The flow analysis of the molten resin is performed by using a three-dimensional resin flow analysis program made in-house by an electronic computer. In addition to the above-mentioned shape model, the injection speed and temperature of the molten resin, the temperature of the molding die, The physical properties such as density, thermal conductivity, specific heat and viscosity coefficient of the molten resin are input, and the velocity vector of the molten resin in each element of the shape model is set to 10 seconds for a filling time of 2.0 seconds.
It was determined at 1/0 intervals.

Using a self-made marker particle moving program using the above formula for causing the marker particles to flow backward, the marker particles are arranged at the center of each element of the shape model, and each marker particle is timed based on the above velocity vector. , Ie, in the direction opposite to the flow direction of the molten resin toward the gate.

When the marker particle passes through the gate A, the attribute of the element to which the marker particle first belongs is a, and when the marker particle passes through the gate B,
The attribute of the element to which the marker particle first belonged was set to b, and the attribute of a or b was determined for each element of the shape model.

As shown in FIG. 7, each element of the shape model is displayed on the display screen of the computer with the element 31 of the attribute a being hatched and the element 32 of the attribute b being not hatched, and the attribute is changed. The element interface is detected as the weld of the molded article, and the position and shape of the weld w of the molded article are predicted as shown in FIG.

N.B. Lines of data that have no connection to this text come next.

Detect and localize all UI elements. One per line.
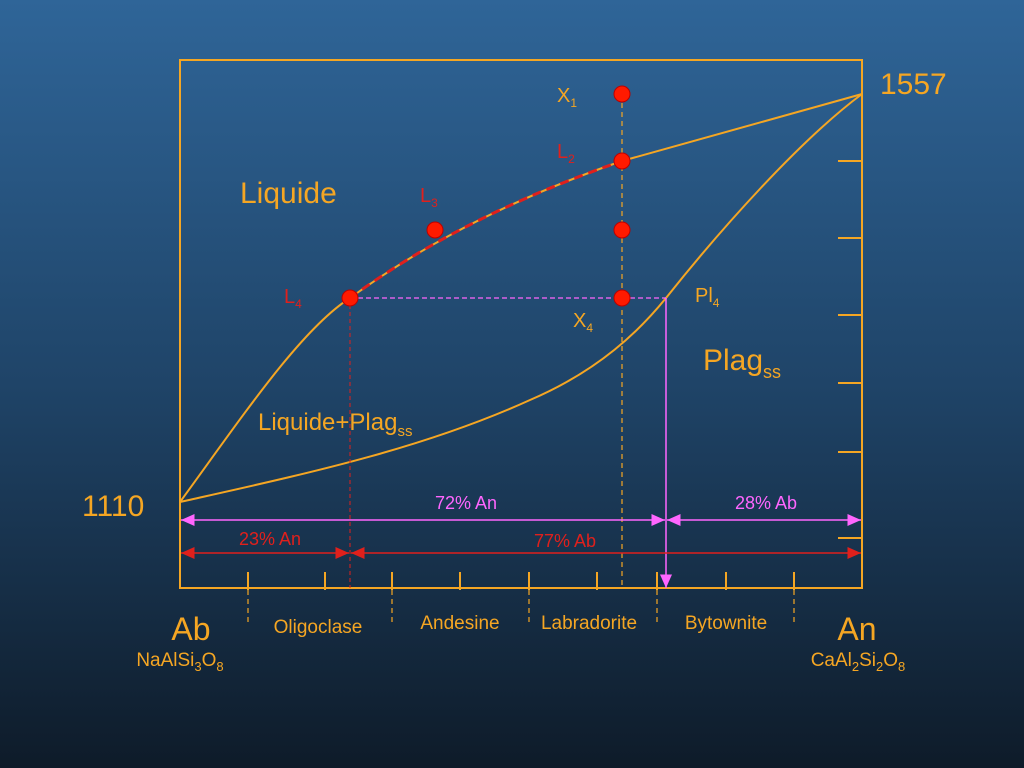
field-label: Liquide: [240, 177, 337, 210]
formula-part: O: [202, 650, 217, 671]
subscript: ss: [397, 423, 412, 440]
subscript: 4: [713, 296, 720, 310]
endmember-name: An: [837, 611, 876, 647]
formula-part: Si: [859, 650, 876, 671]
lever-label: 77% Ab: [534, 531, 596, 551]
lever-label: 72% An: [435, 493, 497, 513]
point-label: L4: [284, 286, 302, 311]
lever-label: 28% Ab: [735, 493, 797, 513]
point-label: X4: [573, 310, 593, 335]
formula: CaAl2Si2O8: [811, 650, 906, 674]
subscript: 3: [194, 659, 201, 674]
point-label: L: [420, 185, 431, 207]
subscript: 3: [431, 196, 438, 210]
field-label: Liquide+Plag: [258, 409, 397, 436]
field-label: Plag: [703, 344, 763, 377]
lever-label: 23% An: [239, 529, 301, 549]
mineral-label: Oligoclase: [274, 617, 363, 638]
point-label: L2: [557, 141, 575, 166]
point-label: X: [573, 310, 586, 332]
mineral-label: Bytownite: [685, 613, 767, 634]
subscript: ss: [763, 362, 781, 382]
point-label: X1: [557, 85, 577, 110]
subscript: 4: [586, 321, 593, 335]
points: [341, 85, 631, 307]
formula-part: O: [883, 650, 898, 671]
field-label: Plagss: [703, 344, 781, 382]
subscript: 2: [852, 659, 859, 674]
point-label: L3: [420, 185, 438, 210]
subscript: 8: [216, 659, 223, 674]
formula-part: CaAl: [811, 650, 852, 671]
formula: NaAlSi3O8: [136, 650, 223, 674]
temp-label: 1557: [880, 68, 947, 101]
field-label: Liquide+Plagss: [258, 409, 412, 440]
mineral-label: Andesine: [420, 613, 499, 634]
temp-label: 1110: [82, 490, 144, 523]
mineral-label: Labradorite: [541, 613, 637, 634]
subscript: 4: [295, 297, 302, 311]
point-label: Pl4: [695, 285, 720, 310]
formula-part: NaAlSi: [136, 650, 194, 671]
point-label: L: [284, 286, 295, 308]
subscript: 1: [570, 96, 577, 110]
subscript: 2: [568, 152, 575, 166]
lever-arrows: [181, 514, 861, 559]
point-label: L: [557, 141, 568, 163]
subscript: 8: [898, 659, 905, 674]
endmember-name: Ab: [171, 611, 210, 647]
point-label: X: [557, 85, 570, 107]
point-label: Pl: [695, 285, 713, 307]
subscript: 2: [876, 659, 883, 674]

[Brief description of the drawings]

FIG. 1 is a flowchart of a weld prediction method according to an embodiment of the present invention.

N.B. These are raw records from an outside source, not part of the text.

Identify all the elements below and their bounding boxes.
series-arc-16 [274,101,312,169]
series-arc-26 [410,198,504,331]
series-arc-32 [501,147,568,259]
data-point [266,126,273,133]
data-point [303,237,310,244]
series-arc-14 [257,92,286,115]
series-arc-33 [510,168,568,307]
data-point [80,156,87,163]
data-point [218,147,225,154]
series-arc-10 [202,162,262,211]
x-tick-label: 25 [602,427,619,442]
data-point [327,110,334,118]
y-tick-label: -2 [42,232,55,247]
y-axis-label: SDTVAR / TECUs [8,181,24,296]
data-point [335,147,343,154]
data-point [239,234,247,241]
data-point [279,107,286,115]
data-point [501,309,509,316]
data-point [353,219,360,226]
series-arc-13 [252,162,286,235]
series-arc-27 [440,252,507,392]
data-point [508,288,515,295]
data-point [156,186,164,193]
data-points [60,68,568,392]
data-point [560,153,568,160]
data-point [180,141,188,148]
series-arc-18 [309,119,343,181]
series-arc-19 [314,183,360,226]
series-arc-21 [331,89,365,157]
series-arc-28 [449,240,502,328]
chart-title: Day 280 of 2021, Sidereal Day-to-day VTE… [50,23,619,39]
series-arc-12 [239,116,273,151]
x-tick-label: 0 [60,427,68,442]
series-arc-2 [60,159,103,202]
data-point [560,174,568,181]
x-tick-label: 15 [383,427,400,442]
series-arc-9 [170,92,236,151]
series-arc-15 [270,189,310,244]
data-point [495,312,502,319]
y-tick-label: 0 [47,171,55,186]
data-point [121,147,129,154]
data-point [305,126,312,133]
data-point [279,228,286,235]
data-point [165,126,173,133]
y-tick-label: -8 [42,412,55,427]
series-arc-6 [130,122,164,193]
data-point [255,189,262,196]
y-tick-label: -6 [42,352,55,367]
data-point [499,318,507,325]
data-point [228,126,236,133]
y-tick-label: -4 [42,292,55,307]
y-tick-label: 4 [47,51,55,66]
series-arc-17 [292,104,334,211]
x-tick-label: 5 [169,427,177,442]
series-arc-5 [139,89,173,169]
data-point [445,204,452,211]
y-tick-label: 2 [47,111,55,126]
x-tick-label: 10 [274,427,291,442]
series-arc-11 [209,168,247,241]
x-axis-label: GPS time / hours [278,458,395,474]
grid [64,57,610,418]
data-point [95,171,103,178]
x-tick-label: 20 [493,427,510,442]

FIG. 2 is a schematic diagram showing element division and gate setting of a shape model and a velocity vector of each element in a weld prediction method of the same embodiment.

FIG. 3 is a schematic diagram showing trajectories of marker particles arranged on a first element and a fifth element of a shape model in the weld prediction method of the embodiment.

FIG. 4 is a schematic diagram showing a weld by displaying an attribute on each element of a shape model in the weld prediction method of the same embodiment.

FIG. 5 is a perspective view of a molded product in a weld prediction method according to the embodiment of the present invention.

FIG. 6 is a perspective view of a shape model in the weld prediction method of the same example.

FIG. 7 is a perspective view showing a state in which attributes are displayed on each element of the shape model in the weld prediction method of the same example.

FIG. 8 is a perspective view of a state in which a weld is shown on a molded article in the weld prediction method of the same example.

[Explanation of symbols]

1 to 8 Elements of shape model A Gate AB Gate B V _{1 to} V ₈ Velocity vector m ₁ , m ₅ of molding material in elements 1 to 8 Marker particles t ₁ , t ₅ marker arranged in first and fifth elements Particle movement trajectory XY Weld of molded article 31 Element of attribute a 32 Element of attribute b w Weld of molded article

Claims (1)

[Claims] 1. A method for predicting weld of a molded article, comprising the following steps. Molding material flow analysis step: The mold cavity is divided into a number of elements, and the velocity vector of the molding material in each element is determined. Marker particle moving step: The marker particles arranged in each element are moved in the direction opposite to the flowing direction of the molding material based on the above velocity vector. Determining the attribute of the element: The attribute of the element to which each marker particle originally belonged is determined by whether or not the marker particle has passed a specific gate or a specific portion of a cavity. Step of detecting weld of molded article: detecting an element interface whose attribute changes as a weld of the molded article.